Like a friend (not in academia) said to me, he once was so mentally absorbed in a project that it followed him into his dreams, and told the client he really should have charged him a lot more for all the time he’d spent mentally occupied by it.
So while many CC professors live far enough from the school to lose a modicum of the tension in the relative silence of the drive, I was appreciative of the negligible two-block physical separation from work and home. It felt like the ideal distance to do a mental Mr. Rogers, shedding my work concerns like I do my shop apron and ‘lacing up’ my home ones, where I’m primarily defined as dad. And Andy-Roo. (Just kidding – neither Sweetcheeks nor I have pet names for each other.)

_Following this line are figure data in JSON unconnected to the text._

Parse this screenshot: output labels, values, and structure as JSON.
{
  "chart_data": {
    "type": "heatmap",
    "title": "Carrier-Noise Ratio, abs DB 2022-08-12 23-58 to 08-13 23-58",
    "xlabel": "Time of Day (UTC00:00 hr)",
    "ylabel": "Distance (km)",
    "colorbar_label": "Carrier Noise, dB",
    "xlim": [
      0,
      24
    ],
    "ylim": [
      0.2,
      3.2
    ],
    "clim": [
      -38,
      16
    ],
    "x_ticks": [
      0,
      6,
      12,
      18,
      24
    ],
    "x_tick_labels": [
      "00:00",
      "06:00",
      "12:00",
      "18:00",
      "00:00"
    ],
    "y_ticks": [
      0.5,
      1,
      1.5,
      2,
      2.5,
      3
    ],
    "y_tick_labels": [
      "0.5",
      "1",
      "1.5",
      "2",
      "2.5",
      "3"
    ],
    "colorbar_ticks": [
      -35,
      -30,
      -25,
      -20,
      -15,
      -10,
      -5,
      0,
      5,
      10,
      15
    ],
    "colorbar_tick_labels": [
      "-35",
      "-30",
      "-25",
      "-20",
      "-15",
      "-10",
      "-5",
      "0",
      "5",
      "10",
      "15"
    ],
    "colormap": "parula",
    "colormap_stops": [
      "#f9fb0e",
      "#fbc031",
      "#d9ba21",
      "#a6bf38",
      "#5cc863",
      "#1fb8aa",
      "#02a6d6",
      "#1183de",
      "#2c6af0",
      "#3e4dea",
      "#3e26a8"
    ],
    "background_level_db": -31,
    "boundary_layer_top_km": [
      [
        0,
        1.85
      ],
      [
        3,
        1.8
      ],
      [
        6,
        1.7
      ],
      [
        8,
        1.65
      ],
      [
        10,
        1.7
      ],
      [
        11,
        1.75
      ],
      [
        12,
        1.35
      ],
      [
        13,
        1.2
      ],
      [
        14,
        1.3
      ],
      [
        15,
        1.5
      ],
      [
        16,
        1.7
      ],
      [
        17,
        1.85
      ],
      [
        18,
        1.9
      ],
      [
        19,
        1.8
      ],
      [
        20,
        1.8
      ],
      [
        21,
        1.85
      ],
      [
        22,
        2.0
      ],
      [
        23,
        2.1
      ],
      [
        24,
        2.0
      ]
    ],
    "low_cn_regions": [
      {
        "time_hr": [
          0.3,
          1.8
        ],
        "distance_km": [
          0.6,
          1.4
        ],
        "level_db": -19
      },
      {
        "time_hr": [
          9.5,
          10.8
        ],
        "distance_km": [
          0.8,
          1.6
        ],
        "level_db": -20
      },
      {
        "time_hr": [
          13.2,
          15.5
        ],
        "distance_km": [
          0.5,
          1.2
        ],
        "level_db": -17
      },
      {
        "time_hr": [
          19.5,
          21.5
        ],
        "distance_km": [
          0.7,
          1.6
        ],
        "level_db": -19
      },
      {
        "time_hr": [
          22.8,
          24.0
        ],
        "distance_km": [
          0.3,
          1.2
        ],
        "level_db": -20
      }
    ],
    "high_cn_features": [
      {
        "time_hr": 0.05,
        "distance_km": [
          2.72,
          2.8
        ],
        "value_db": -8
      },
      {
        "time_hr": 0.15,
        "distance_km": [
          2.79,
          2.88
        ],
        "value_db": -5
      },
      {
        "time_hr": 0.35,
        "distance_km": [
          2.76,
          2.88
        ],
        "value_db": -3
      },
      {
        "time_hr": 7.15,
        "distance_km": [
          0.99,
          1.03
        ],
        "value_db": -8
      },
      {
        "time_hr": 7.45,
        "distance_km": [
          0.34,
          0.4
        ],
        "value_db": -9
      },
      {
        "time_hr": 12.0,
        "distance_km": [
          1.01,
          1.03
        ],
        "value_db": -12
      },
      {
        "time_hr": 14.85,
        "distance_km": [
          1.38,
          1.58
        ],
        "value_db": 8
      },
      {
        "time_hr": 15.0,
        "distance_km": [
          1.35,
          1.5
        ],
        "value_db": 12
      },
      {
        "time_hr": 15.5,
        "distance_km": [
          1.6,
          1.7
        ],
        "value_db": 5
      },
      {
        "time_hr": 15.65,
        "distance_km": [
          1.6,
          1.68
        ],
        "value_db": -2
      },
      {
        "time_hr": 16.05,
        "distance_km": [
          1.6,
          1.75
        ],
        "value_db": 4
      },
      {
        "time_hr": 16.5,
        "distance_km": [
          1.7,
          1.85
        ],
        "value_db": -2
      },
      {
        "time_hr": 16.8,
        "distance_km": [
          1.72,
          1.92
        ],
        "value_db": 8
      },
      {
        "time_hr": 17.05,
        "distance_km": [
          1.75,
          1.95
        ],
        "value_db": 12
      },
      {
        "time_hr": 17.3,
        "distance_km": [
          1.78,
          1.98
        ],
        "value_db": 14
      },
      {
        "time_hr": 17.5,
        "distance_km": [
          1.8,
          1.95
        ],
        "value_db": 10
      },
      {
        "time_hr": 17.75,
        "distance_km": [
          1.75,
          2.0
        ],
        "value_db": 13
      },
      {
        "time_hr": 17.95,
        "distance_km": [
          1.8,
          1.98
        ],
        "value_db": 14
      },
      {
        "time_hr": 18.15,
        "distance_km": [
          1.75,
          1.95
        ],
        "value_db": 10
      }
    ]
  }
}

As I recounted in my post entitled The Wind Speaks Greek, I think back to the time I once spent with the artist James Surls at his and his wife Charmaine Locke’s beautiful residence in the hills outside of Carbondale, Colorado. During the couple of hours we spent together, we talked in his cavernous studio about art, philosophy, we worked a bit on one of his sculptures, hiked up to his office, chatted with Charmaine, and then, while viewing my work online, he took a call from one of his daughters, who’d just finished a bike race, and proceeded to stay on the phone with her for perhaps a half an hour or more, while I cased Charmaine’s adjoining studio, which was filled with some of James’ most recent sculpture in conjunction with an open house. Everything, it seemed, in his life was blended. It felt wholistic.
Yet there was also separation. His main studio was a beautiful five minute hike from his home. His office was detached from his home in the other direction. Just like my new one is – both separated yet, having just removed the fence between the two yards, more fully integrated as well.
While I’d rather remain detached from a number of typecasting, limiting adjectives, one direction I plan to continue to lean in; one label I wouldn’t mind having applied to my life, is a similarly wholistic, integrated interweaving of “work” and “life”.
The creative life is a tapestry of interwoven threads, and I wouldn’t have it any other way, but there needs to be a sufficient margin on the weft as well – otherwise, things can get a bit warped.